Michelle Obama, who grew up in southern Chicago, discussed working as a boys associate for Sidley Austin, a law firm in the city, and the loneliness she felt while looking at the neighborhood she came from.

“I was on track. I was checking my boxes. Because I was doing what I thought and thought I should do because I was a poor kid. So, I didn’t feel like I had the option to just leave and do other things. , “she said. “But I had a limited vision of what I could be because schools don’t show the world, they just show you a bunch of careers. But I came to learn the same thing that I learned that while I’m working on the 47th floor in that law firm that seeks to make all the money, that felt lonely. ”

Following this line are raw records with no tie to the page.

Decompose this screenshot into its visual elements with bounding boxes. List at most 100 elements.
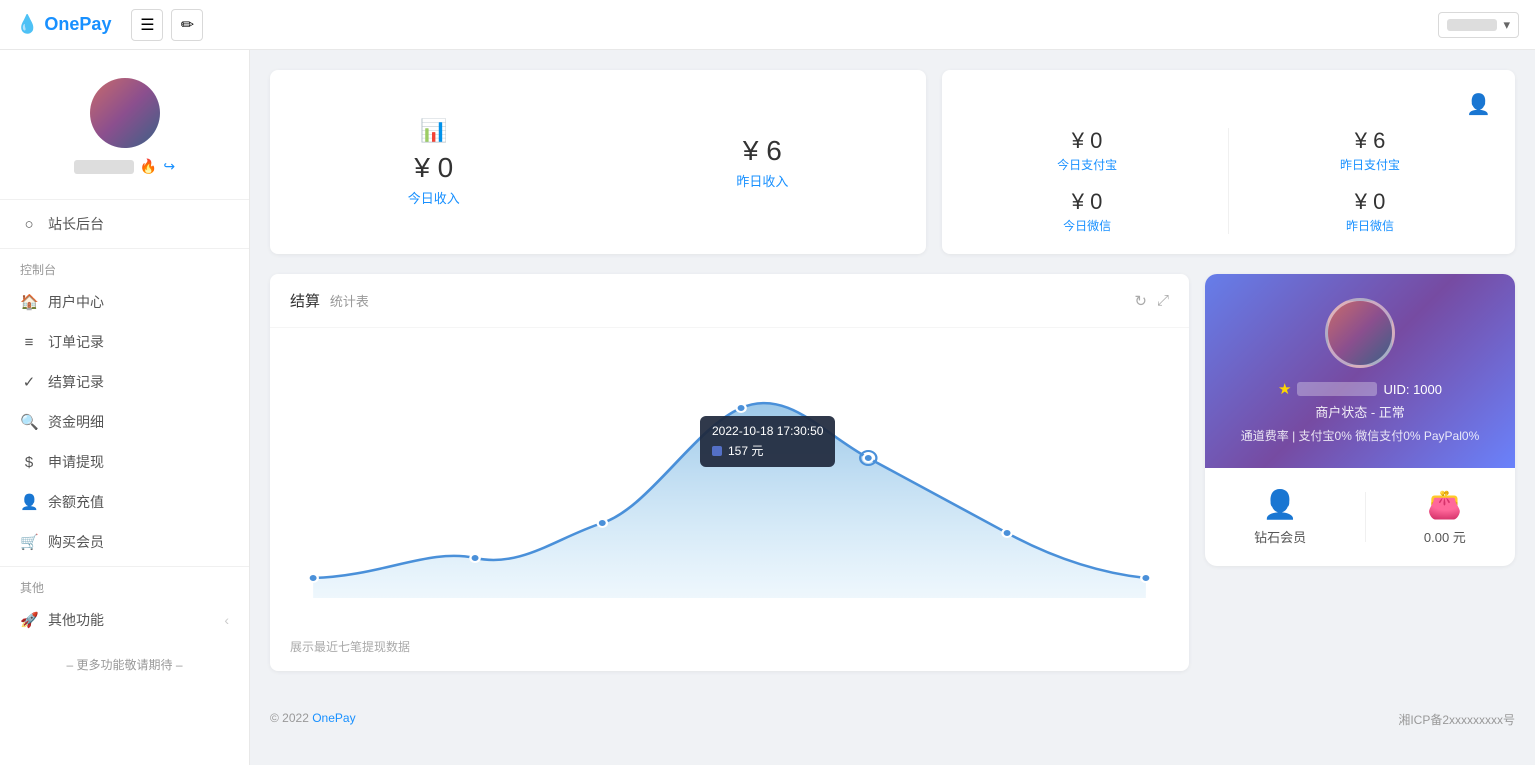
logo-icon: 💧	[16, 14, 38, 35]
user-dropdown-label	[1447, 19, 1497, 31]
sidebar-item-label-admin: 站长后台	[48, 214, 104, 234]
profile-member-label: 钻石会员	[1254, 527, 1306, 546]
username-placeholder	[74, 160, 134, 174]
logout-icon[interactable]: ↪	[163, 158, 175, 175]
sidebar-profile: 🔥 ↪	[0, 62, 249, 195]
footer-copyright: © 2022 OnePay	[270, 711, 356, 728]
username-row: 🔥 ↪	[74, 158, 175, 175]
sidebar-divider-2	[0, 248, 249, 249]
content-row: 结算 统计表 ↻ ⤢	[270, 274, 1515, 671]
profile-card-username: ★ UID: 1000	[1278, 380, 1442, 398]
yesterday-wechat-amount: ¥ 0	[1249, 189, 1491, 215]
yesterday-alipay-amount: ¥ 6	[1249, 128, 1491, 154]
income-card: 📊 ¥ 0 今日收入 ¥ 6 昨日收入	[270, 70, 926, 254]
today-alipay-label: 今日支付宝	[966, 156, 1208, 173]
home-icon: 🏠	[20, 293, 38, 311]
section-label-other: 其他	[0, 571, 249, 600]
profile-member-item: 👤 钻石会员	[1254, 488, 1306, 546]
yesterday-income-label: 昨日收入	[736, 171, 788, 190]
today-income-amount: ¥ 0	[414, 152, 453, 184]
expand-icon[interactable]: ⤢	[1157, 292, 1169, 310]
logo: 💧 OnePay	[16, 14, 111, 35]
profile-card-rates: 通道费率 | 支付宝0% 微信支付0% PayPal0%	[1241, 427, 1480, 444]
sidebar-item-label-orders: 订单记录	[48, 332, 104, 352]
sidebar-item-label-recharge: 余额充值	[48, 492, 104, 512]
list-icon: ≡	[20, 334, 38, 351]
footer-copyright-text: © 2022	[270, 711, 312, 725]
fire-icon[interactable]: 🔥	[140, 158, 157, 175]
sidebar-item-membership[interactable]: 🛒 购买会员	[0, 522, 249, 562]
alipay-card-icon: 👤	[966, 90, 1491, 118]
profile-card-status: 商户状态 - 正常	[1315, 402, 1405, 421]
sidebar-item-label-other: 其他功能	[48, 610, 104, 630]
user-dropdown[interactable]: ▾	[1438, 12, 1519, 38]
profile-card-body: 👤 钻石会员 👛 0.00 元	[1205, 468, 1515, 566]
chart-header: 结算 统计表 ↻ ⤢	[270, 274, 1189, 328]
chart-point-6	[1002, 529, 1011, 537]
person-settings-icon: 👤	[1466, 94, 1491, 116]
wallet-icon: 👛	[1427, 488, 1462, 521]
yesterday-alipay-label: 昨日支付宝	[1249, 156, 1491, 173]
sidebar-item-user-center[interactable]: 🏠 用户中心	[0, 282, 249, 322]
chart-card: 结算 统计表 ↻ ⤢	[270, 274, 1189, 671]
sidebar-item-recharge[interactable]: 👤 余额充值	[0, 482, 249, 522]
chart-bar-icon: 📊	[420, 118, 447, 144]
sidebar-item-admin[interactable]: ○ 站长后台	[0, 204, 249, 244]
yesterday-income-amount: ¥ 6	[743, 135, 782, 167]
alipay-card: 👤 ¥ 0 今日支付宝 ¥ 0 今日微信 ¥ 6 昨日支付宝 ¥ 0 昨日微信	[942, 70, 1515, 254]
stats-sub-divider	[1228, 128, 1229, 234]
star-icon: ★	[1278, 380, 1291, 398]
sidebar-item-withdraw[interactable]: $ 申请提现	[0, 442, 249, 482]
profile-card: ★ UID: 1000 商户状态 - 正常 通道费率 | 支付宝0% 微信支付0…	[1205, 274, 1515, 566]
chart-point-7	[1141, 574, 1150, 582]
sidebar-item-orders[interactable]: ≡ 订单记录	[0, 322, 249, 362]
search-icon: 🔍	[20, 413, 38, 431]
header-actions: ☰ ✏	[131, 9, 203, 41]
chevron-left-icon: ‹	[224, 612, 229, 628]
sidebar-item-label-user-center: 用户中心	[48, 292, 104, 312]
sidebar-divider-3	[0, 566, 249, 567]
chart-header-icons: ↻ ⤢	[1134, 292, 1169, 310]
sidebar-item-other-features[interactable]: 🚀 其他功能 ‹	[0, 600, 249, 640]
profile-divider	[1365, 492, 1366, 542]
refresh-icon[interactable]: ↻	[1134, 292, 1147, 310]
chart-point-4	[736, 404, 745, 412]
today-income-label: 今日收入	[408, 188, 460, 207]
profile-uid: UID: 1000	[1383, 382, 1442, 397]
person-icon: 👤	[20, 493, 38, 511]
edit-button[interactable]: ✏	[171, 9, 203, 41]
sidebar-item-funds[interactable]: 🔍 资金明细	[0, 402, 249, 442]
member-icon: 👤	[1263, 488, 1298, 521]
footer-icp: 湘ICP备2xxxxxxxxx号	[1398, 711, 1515, 728]
check-circle-icon: ✓	[20, 373, 38, 391]
chart-body: 2022-10-18 17:30:50 157 元	[270, 328, 1189, 628]
dollar-icon: $	[20, 454, 38, 471]
yesterday-alipay-item: ¥ 6 昨日支付宝 ¥ 0 昨日微信	[1249, 128, 1491, 234]
sidebar-item-label-membership: 购买会员	[48, 532, 104, 552]
profile-card-avatar	[1325, 298, 1395, 368]
rocket-icon: 🚀	[20, 611, 38, 629]
chevron-down-icon: ▾	[1503, 17, 1510, 33]
profile-card-banner: ★ UID: 1000 商户状态 - 正常 通道费率 | 支付宝0% 微信支付0…	[1205, 274, 1515, 468]
chart-point-3	[598, 519, 607, 527]
chart-point-1	[309, 574, 318, 582]
sidebar-divider-1	[0, 199, 249, 200]
footer: © 2022 OnePay 湘ICP备2xxxxxxxxx号	[270, 691, 1515, 738]
sidebar-item-settlements[interactable]: ✓ 结算记录	[0, 362, 249, 402]
yesterday-wechat-label: 昨日微信	[1249, 217, 1491, 234]
cart-icon: 🛒	[20, 533, 38, 551]
alipay-sub-row: ¥ 0 今日支付宝 ¥ 0 今日微信 ¥ 6 昨日支付宝 ¥ 0 昨日微信	[966, 128, 1491, 234]
footer-brand: OnePay	[312, 711, 355, 725]
logo-text: OnePay	[44, 14, 111, 35]
sidebar: 🔥 ↪ ○ 站长后台 控制台 🏠 用户中心 ≡ 订单记录 ✓ 结算记录 🔍 资金…	[0, 50, 250, 765]
sidebar-item-label-funds: 资金明细	[48, 412, 104, 432]
chart-svg	[290, 348, 1169, 608]
today-alipay-amount: ¥ 0	[966, 128, 1208, 154]
chart-point-5	[864, 454, 873, 462]
menu-button[interactable]: ☰	[131, 9, 163, 41]
today-wechat-label: 今日微信	[966, 217, 1208, 234]
chart-title: 结算	[290, 293, 320, 310]
sidebar-item-label-settlements: 结算记录	[48, 372, 104, 392]
main-content: 📊 ¥ 0 今日收入 ¥ 6 昨日收入 👤 ¥ 0 今日支付宝 ¥ 0	[250, 50, 1535, 765]
avatar	[90, 78, 160, 148]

She continued, “And she felt isolated. And you know, I had this amazing view from the southeast side of town from my office,” she said. “I could see the pond and I could see the whole neighborhood that I had to come to. And I never felt further away from that neighborhood than when I was sitting in that office working on briefs and cases that didn’t have nothing to do with what helped a wider group of people outside of me. “

After graduating from college and before going to law school, Barack Obama worked as a community organizer and helped register people to vote on South Chicago. Michelle Obama became the city’s assistant commissioner for planning and development and later served as executive director of the Chicago Allies Public, nonprofit chapter involving youth in public leadership.

Speaking about youth and government, Michelle Obama said she has hope when looking at youth but is concerned that she often hears “too many young people questioning whether to vote, whether it’s worth the policy.”

“Well, partly because they were told. The message is sent every day that the government is not working,” Barack Obama responded. “They capture all the things that a government is working on in the past … somehow, we’re still living on the investment that has been made by that larger generation.”

The first woman jokes that some young people know more about the cereals they are eating than what the government is doing because the government has no market budgets. They both agreed that it seems the time for young people to understand what is going on in government is when it is not working and Barack Obama added, “So we’re getting a good lesson in that right now.”

He later added, “The danger for this generation is that they have become too deep cynical in government. They are not understanding who the whole government is, we are collectively making decisions together,” he said.

“It’s just certain things you have to do collectively because they’re too big, too expensive,” note the coronavirus pandemic and building infrastructure.

But the former president said in the end, “I think people will do the right thing.”